The Coalition for Digital Africa is launching another initiative aimed at strengthening Internet infrastructure to bring more Africans online. This latest project is focused on installing two new monitoring probe nodes in the Internet Corporation for Assigned Names and Numbers’ (ICANN) service level agreement monitoring (SLAM) system within the Africa region. This will provide more accurate measurements of service availability and performance monitoring experienced by Internet users in Africa.
The SLAM system relies on a network of 40 probe nodes globally distributed across all ICANN geographic regions to monitor the availability and performance of critical services of top-level domains (TLDs). In 2013, ICANN deployed the SLAM system to measure in real-time the service level agreement (SLA) defined in Specification 10 of the Base gTLD Registry Agreement related to the critical services provided by the registry operator. Since then, ICANN has been working to maintain monitoring probe nodes across all its geographic regions.
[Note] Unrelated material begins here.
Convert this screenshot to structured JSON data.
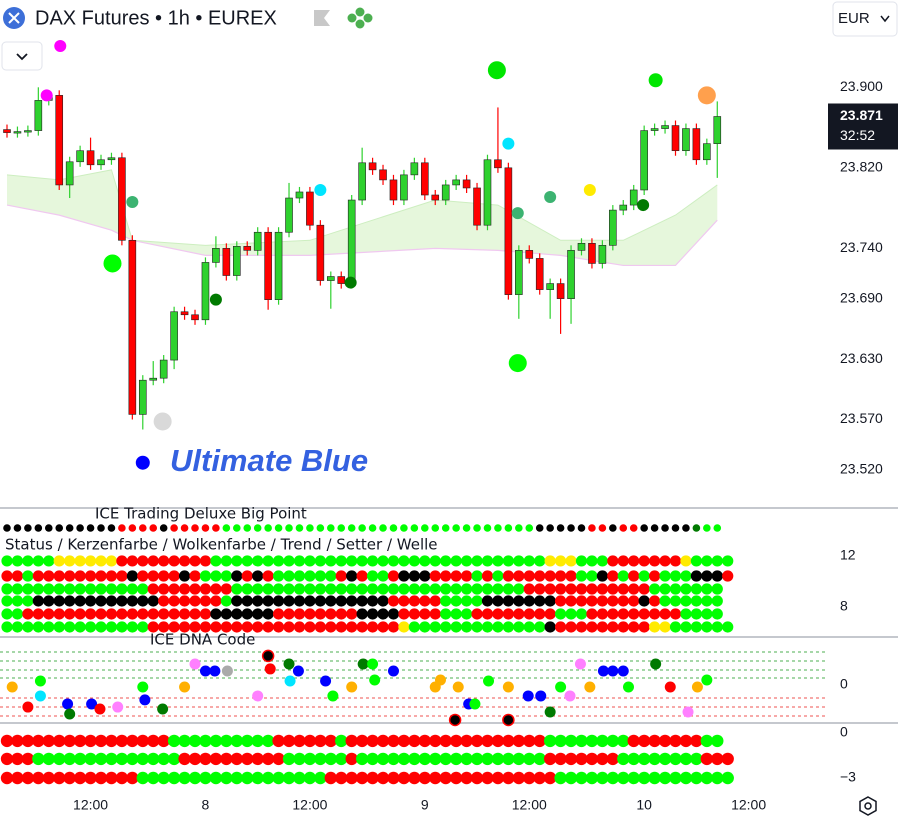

As part of this initiative, ICANN is deploying two new monitoring probe nodes within the Africa geographic region, in Lagos, Nigeria, and Cairo, Egypt, in addition to the existing probe node located in Johannesburg, South Africa. These efforts help diversify SLA monitoring of TLD registry operators’ critical service performance as measured from locations within Africa and provide improved visibility to detect incidents where service level requirements are not met by TLD registry operators.